The tech came to our home. He installed the beautiful modern device on the wall. He waited as I opened the Nest App on my iPhone. Then he showed me how to turn the thermostat to enter the wifi password, which was a tricky kind of maneuver of rotating the dial of the device and punching each number, each letter, each symbol, each CAPITAL LETTER, of my wifi password.

After I opened the app, and tried to connect it to the thermostat, a message came up:

Cookies are disabled.

Your browser has cookies disabled. Make sure your cookies are enabled and try again.

These words would haunt me.

The Nest App on the iPhone would not work unless I enabled all cookies. Whatever that meant.

The tech could not wait around, he had to go to his next appointment, and to be fair, why should he spend his free time as I tried to install the app and make it work and connect it to the thermostat?

So that first afternoon with the new Nest Learning Thermostat, I called Apple and called Nest, and four hours later Nest had me sit down at my desktop computer and sign into Nest.login.com and register the app and the thermostat there. Then, finally, my iPhone app worked with my thermostat.


A week later, I signed onto LADWP to register my Nest Learning Thermostat (NLT), to get my $185 gift card. But LADWP said “You have not installed the NLT.” I sent an email to them, and they sent me one back and said there was nothing they could do, that I had to call Nest to get them to connect my thermostat to LADWP.

NLT is an “approved thermostat” and I should be able to register it without any problem online at LADWP.

I called a Nest tech to finally see if someone could troubleshoot the app. The tech had me stand in front of the thermostat and completely erase all the settings, including the tricky, laborious and irritating wi-fi password which had to be entered once again. I had to find the serial number of the device, by turning the dial of the thermostat, and read it over the phone to the tech, and then he guided me, over 45 minutes, in connecting the thermostat to my Nest App on my iPhone.

“Sir, I assure you theez prublem eez soulved,” he said in accent unknown.


Mid-May I had to replace my 2014 home computer router.

And, of course, after installing the router, when I opened my Nest App, the thermostat was missing from the Nest app.

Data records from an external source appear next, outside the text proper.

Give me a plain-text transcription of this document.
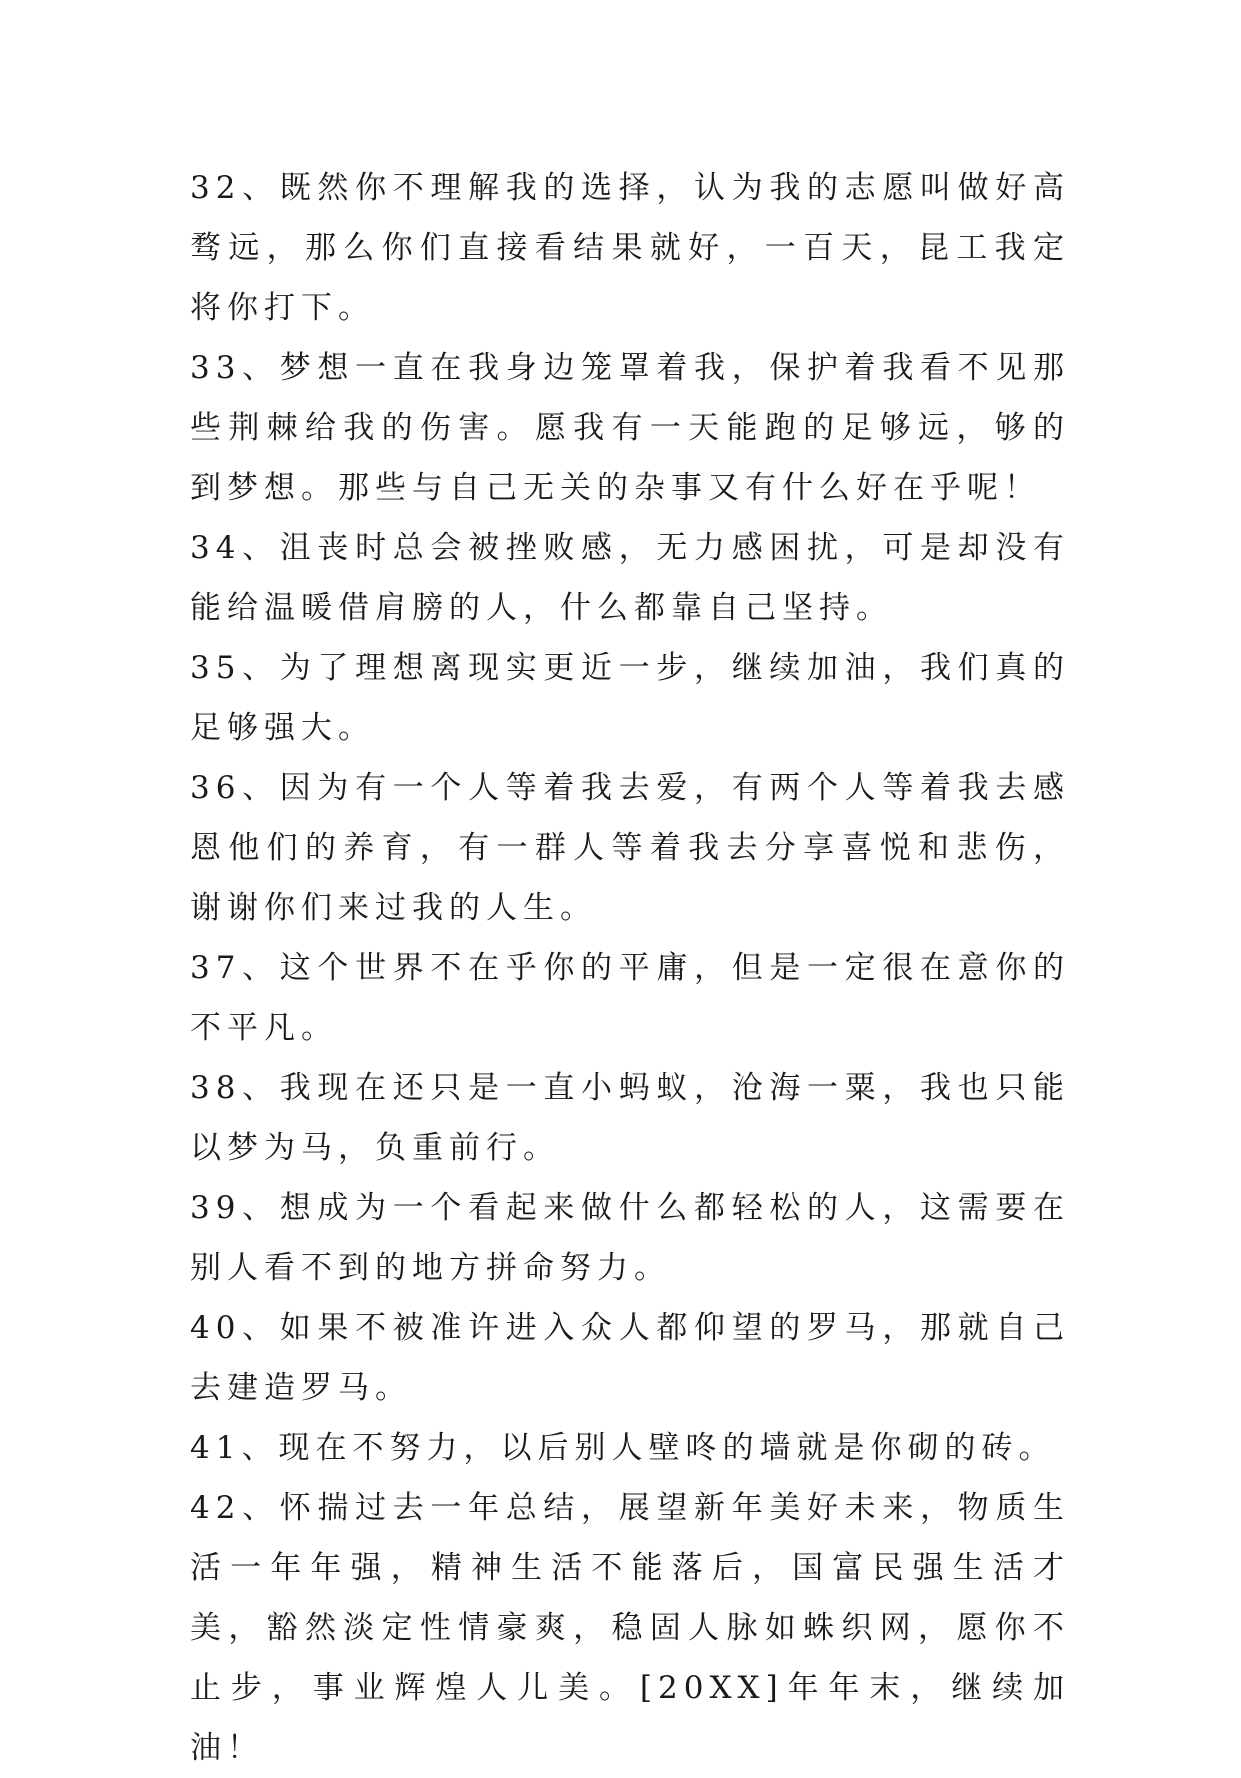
32、既然你不理解我的选择，认为我的志愿叫做好高骛远，那么你们直接看结果就好，一百天，昆工我定将你打下。

33、梦想一直在我身边笼罩着我，保护着我看不见那些荆棘给我的伤害。愿我有一天能跑的足够远，够的到梦想。那些与自己无关的杂事又有什么好在乎呢！

34、沮丧时总会被挫败感，无力感困扰，可是却没有能给温暖借肩膀的人，什么都靠自己坚持。

35、为了理想离现实更近一步，继续加油，我们真的足够强大。

36、因为有一个人等着我去爱，有两个人等着我去感恩他们的养育，有一群人等着我去分享喜悦和悲伤，谢谢你们来过我的人生。

37、这个世界不在乎你的平庸，但是一定很在意你的不平凡。

38、我现在还只是一直小蚂蚁，沧海一粟，我也只能以梦为马，负重前行。

39、想成为一个看起来做什么都轻松的人，这需要在别人看不到的地方拼命努力。

40、如果不被准许进入众人都仰望的罗马，那就自己去建造罗马。

41、现在不努力，以后别人壁咚的墙就是你砌的砖。

42、怀揣过去一年总结，展望新年美好未来，物质生活一年年强，精神生活不能落后，国富民强生活才美，豁然淡定性情豪爽，稳固人脉如蛛织网，愿你不止步，事业辉煌人儿美。[20XX]年年末，继续加油！
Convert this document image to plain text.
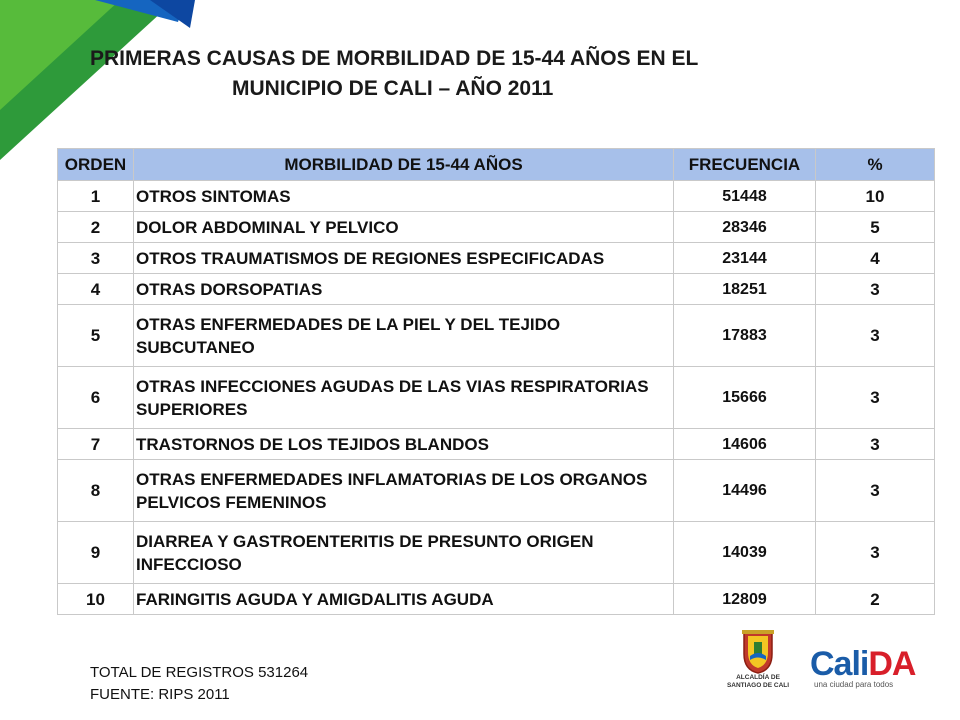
PRIMERAS CAUSAS DE MORBILIDAD DE 15-44 AÑOS EN EL
MUNICIPIO DE CALI – AÑO 2011
ORDEN	MORBILIDAD DE 15-44 AÑOS	FRECUENCIA	%
1	OTROS SINTOMAS	51448	10
2	DOLOR ABDOMINAL Y PELVICO	28346	5
3	OTROS TRAUMATISMOS DE REGIONES ESPECIFICADAS	23144	4
4	OTRAS DORSOPATIAS	18251	3
5	OTRAS ENFERMEDADES DE LA PIEL Y DEL TEJIDO SUBCUTANEO	17883	3
6	OTRAS INFECCIONES AGUDAS DE LAS VIAS RESPIRATORIAS SUPERIORES	15666	3
7	TRASTORNOS DE LOS TEJIDOS BLANDOS	14606	3
8	OTRAS ENFERMEDADES INFLAMATORIAS DE LOS ORGANOS PELVICOS FEMENINOS	14496	3
9	DIARREA Y GASTROENTERITIS DE PRESUNTO ORIGEN INFECCIOSO	14039	3
10	FARINGITIS AGUDA Y AMIGDALITIS AGUDA	12809	2
TOTAL DE REGISTROS 531264
FUENTE: RIPS 2011
ALCALDÍA DE
SANTIAGO DE CALI
CaliDA
una ciudad para todos
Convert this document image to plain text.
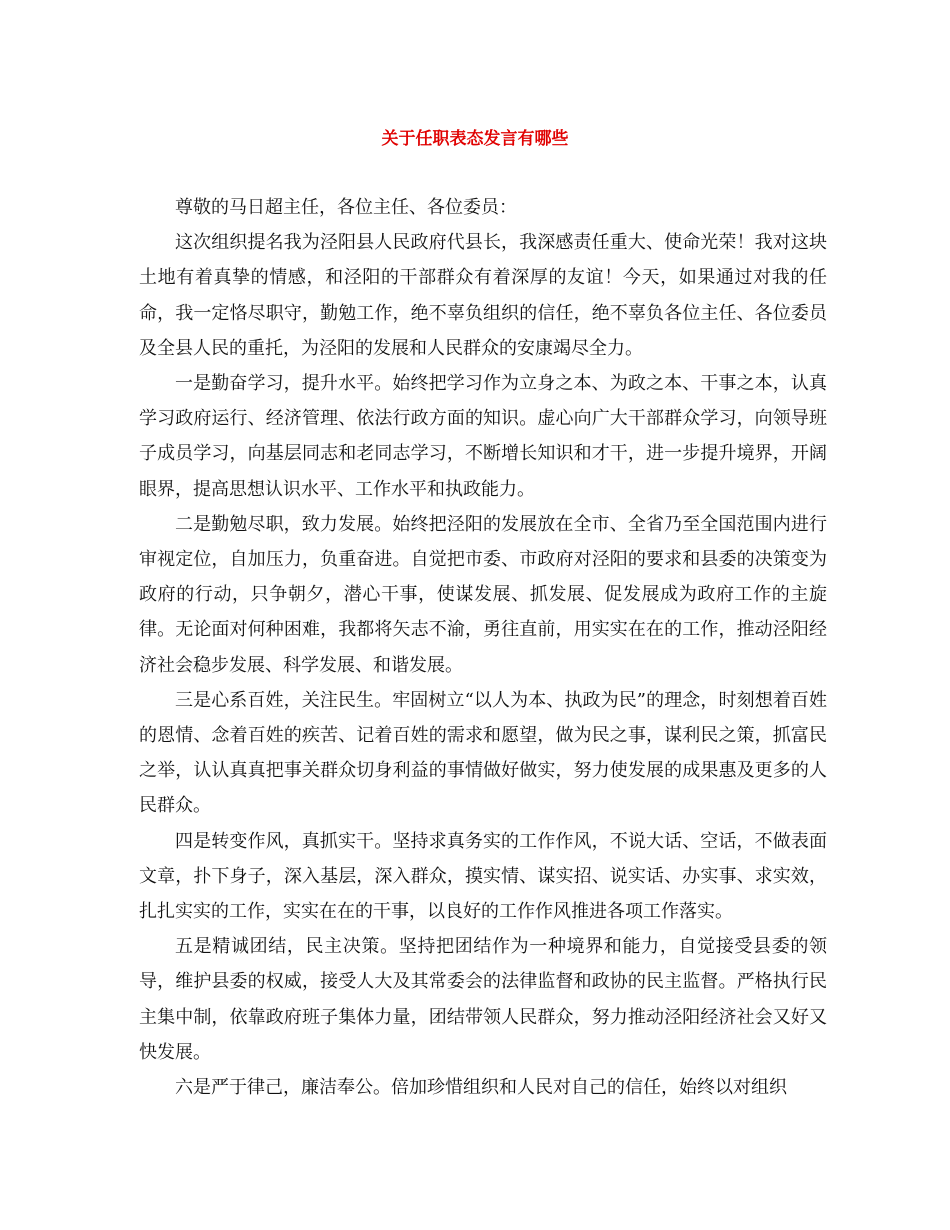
关于任职表态发言有哪些

尊敬的马日超主任，各位主任、各位委员：

这次组织提名我为泾阳县人民政府代县长，我深感责任重大、使命光荣！我对这块土地有着真挚的情感，和泾阳的干部群众有着深厚的友谊！今天，如果通过对我的任命，我一定恪尽职守，勤勉工作，绝不辜负组织的信任，绝不辜负各位主任、各位委员及全县人民的重托，为泾阳的发展和人民群众的安康竭尽全力。

一是勤奋学习，提升水平。始终把学习作为立身之本、为政之本、干事之本，认真学习政府运行、经济管理、依法行政方面的知识。虚心向广大干部群众学习，向领导班子成员学习，向基层同志和老同志学习，不断增长知识和才干，进一步提升境界，开阔眼界，提高思想认识水平、工作水平和执政能力。

二是勤勉尽职，致力发展。始终把泾阳的发展放在全市、全省乃至全国范围内进行审视定位，自加压力，负重奋进。自觉把市委、市政府对泾阳的要求和县委的决策变为政府的行动，只争朝夕，潜心干事，使谋发展、抓发展、促发展成为政府工作的主旋律。无论面对何种困难，我都将矢志不渝，勇往直前，用实实在在的工作，推动泾阳经济社会稳步发展、科学发展、和谐发展。

三是心系百姓，关注民生。牢固树立“以人为本、执政为民”的理念，时刻想着百姓的恩情、念着百姓的疾苦、记着百姓的需求和愿望，做为民之事，谋利民之策，抓富民之举，认认真真把事关群众切身利益的事情做好做实，努力使发展的成果惠及更多的人民群众。

四是转变作风，真抓实干。坚持求真务实的工作作风，不说大话、空话，不做表面文章，扑下身子，深入基层，深入群众，摸实情、谋实招、说实话、办实事、求实效，扎扎实实的工作，实实在在的干事，以良好的工作作风推进各项工作落实。

五是精诚团结，民主决策。坚持把团结作为一种境界和能力，自觉接受县委的领导，维护县委的权威，接受人大及其常委会的法律监督和政协的民主监督。严格执行民主集中制，依靠政府班子集体力量，团结带领人民群众，努力推动泾阳经济社会又好又快发展。

六是严于律己，廉洁奉公。倍加珍惜组织和人民对自己的信任，始终以对组织
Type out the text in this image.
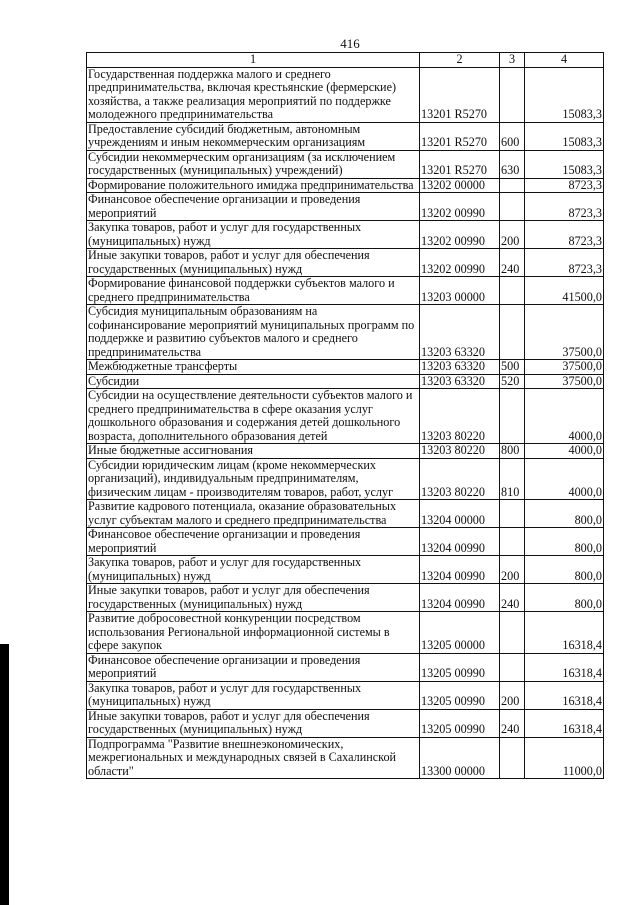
416
1	2	3	4
Государственная поддержка малого и среднего предпринимательства, включая крестьянские (фермерские) хозяйства, а также реализация мероприятий по поддержке молодежного предпринимательства	13201 R5270		15083,3
Предоставление субсидий бюджетным, автономным учреждениям и иным некоммерческим организациям	13201 R5270	600	15083,3
Субсидии некоммерческим организациям (за исключением государственных (муниципальных) учреждений)	13201 R5270	630	15083,3
Формирование положительного имиджа предпринимательства	13202 00000		8723,3
Финансовое обеспечение организации и проведения мероприятий	13202 00990		8723,3
Закупка товаров, работ и услуг для государственных (муниципальных) нужд	13202 00990	200	8723,3
Иные закупки товаров, работ и услуг для обеспечения государственных (муниципальных) нужд	13202 00990	240	8723,3
Формирование финансовой поддержки субъектов малого и среднего предпринимательства	13203 00000		41500,0
Субсидия муниципальным образованиям на софинансирование мероприятий муниципальных программ по поддержке и развитию субъектов малого и среднего предпринимательства	13203 63320		37500,0
Межбюджетные трансферты	13203 63320	500	37500,0
Субсидии	13203 63320	520	37500,0
Субсидии на осуществление деятельности субъектов малого и среднего предпринимательства в сфере оказания услуг дошкольного образования и содержания детей дошкольного возраста, дополнительного образования детей	13203 80220		4000,0
Иные бюджетные ассигнования	13203 80220	800	4000,0
Субсидии юридическим лицам (кроме некоммерческих организаций), индивидуальным предпринимателям, физическим лицам - производителям товаров, работ, услуг	13203 80220	810	4000,0
Развитие кадрового потенциала, оказание образовательных услуг субъектам малого и среднего предпринимательства	13204 00000		800,0
Финансовое обеспечение организации и проведения мероприятий	13204 00990		800,0
Закупка товаров, работ и услуг для государственных (муниципальных) нужд	13204 00990	200	800,0
Иные закупки товаров, работ и услуг для обеспечения государственных (муниципальных) нужд	13204 00990	240	800,0
Развитие добросовестной конкуренции посредством использования Региональной информационной системы в сфере закупок	13205 00000		16318,4
Финансовое обеспечение организации и проведения мероприятий	13205 00990		16318,4
Закупка товаров, работ и услуг для государственных (муниципальных) нужд	13205 00990	200	16318,4
Иные закупки товаров, работ и услуг для обеспечения государственных (муниципальных) нужд	13205 00990	240	16318,4
Подпрограмма "Развитие внешнеэкономических, межрегиональных и международных связей в Сахалинской области"	13300 00000		11000,0
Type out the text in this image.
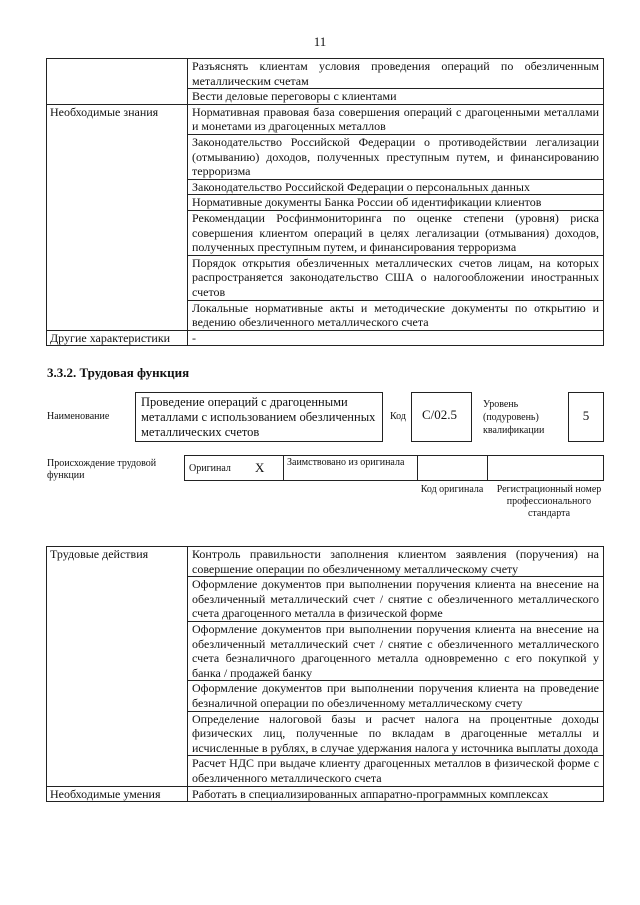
11
	Разъяснять клиентам условия проведения операций по обезличенным металлическим счетам
	Вести деловые переговоры с клиентами
Необходимые знания	Нормативная правовая база совершения операций с драгоценными металлами и монетами из драгоценных металлов
	Законодательство Российской Федерации о противодействии легализации (отмыванию) доходов, полученных преступным путем, и финансированию терроризма
	Законодательство Российской Федерации о персональных данных
	Нормативные документы Банка России об идентификации клиентов
	Рекомендации Росфинмониторинга по оценке степени (уровня) риска совершения клиентом операций в целях легализации (отмывания) доходов, полученных преступным путем, и финансирования терроризма
	Порядок открытия обезличенных металлических счетов лицам, на которых распространяется законодательство США о налогообложении иностранных счетов
	Локальные нормативные акты и методические документы по открытию и ведению обезличенного металлического счета
Другие характеристики	-
3.3.2. Трудовая функция
Наименование
Проведение операций с драгоценными металлами с использованием обезличенных металлических счетов
Код	C/02.5
Уровень (подуровень) квалификации
5
Происхождение трудовой функции
Оригинал X Заимствовано из оригинала
Код оригинала Регистрационный номер профессионального стандарта
Трудовые действия	Контроль правильности заполнения клиентом заявления (поручения) на совершение операции по обезличенному металлическому счету
	Оформление документов при выполнении поручения клиента на внесение на обезличенный металлический счет / снятие с обезличенного металлического счета драгоценного металла в физической форме
	Оформление документов при выполнении поручения клиента на внесение на обезличенный металлический счет / снятие с обезличенного металлического счета безналичного драгоценного металла одновременно с его покупкой у банка / продажей банку
	Оформление документов при выполнении поручения клиента на проведение безналичной операции по обезличенному металлическому счету
	Определение налоговой базы и расчет налога на процентные доходы физических лиц, полученные по вкладам в драгоценные металлы и исчисленные в рублях, в случае удержания налога у источника выплаты дохода
	Расчет НДС при выдаче клиенту драгоценных металлов в физической форме с обезличенного металлического счета
Необходимые умения	Работать в специализированных аппаратно-программных комплексах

Was there any reason that replacing my home router should somehow be connected to the Nest Thermostat? I had to input the wifi password back into the thermostat, with the tricky, ridiculous, rotating dial and the CAPITAL LETTERS, SYMBOLS, lower case letters, and numbers that comprise my home wifi.

And when I went to reinstall the Nest App. The same error message came up!

I had enough! I no longer would use the Nest App on my iPhone.

Instead I used the thermostat on the wall, as if it had no smart features, as if it were 1975 and this was the only way to turn it on.


In the past week, the temperatures have gotten hot, there is monsoonal moisture, and the climate is crazy, as we all know.

To save money, I set the thermostat to COOL 78.

But it kept going to COOL 75.

I would turn it to COOL 78.

And it would COOL 75.

I never cool at 75 because I don’t want to pay $3,000 for electricity!

So again, today, I had to call the Nest Tech, on the phone, and he had me once again read my name, my phone number, my email, my Nest Learning Thermostat to him, as if I had never called before.

Turns out I had to go into SETTINGS, to HOME AWAY/ASSIST and choose OFF. The thermostat was “learning” and learning to COOL 75 because this “smart” setting was ON. But I had never turned it ON. I never used anything HOME AWAY/ASSIST.

How could I use a feature HOME AWAY/ASSIST without an APP?

He had me RESET the Thermostat, and said I should “wait 24 hours” to see if the thermostat was unlearning what I had never taught it to learn, and if there were any other problems, he was sending me an email, with a case number to call back to troubleshoot the problem if there were any other problems.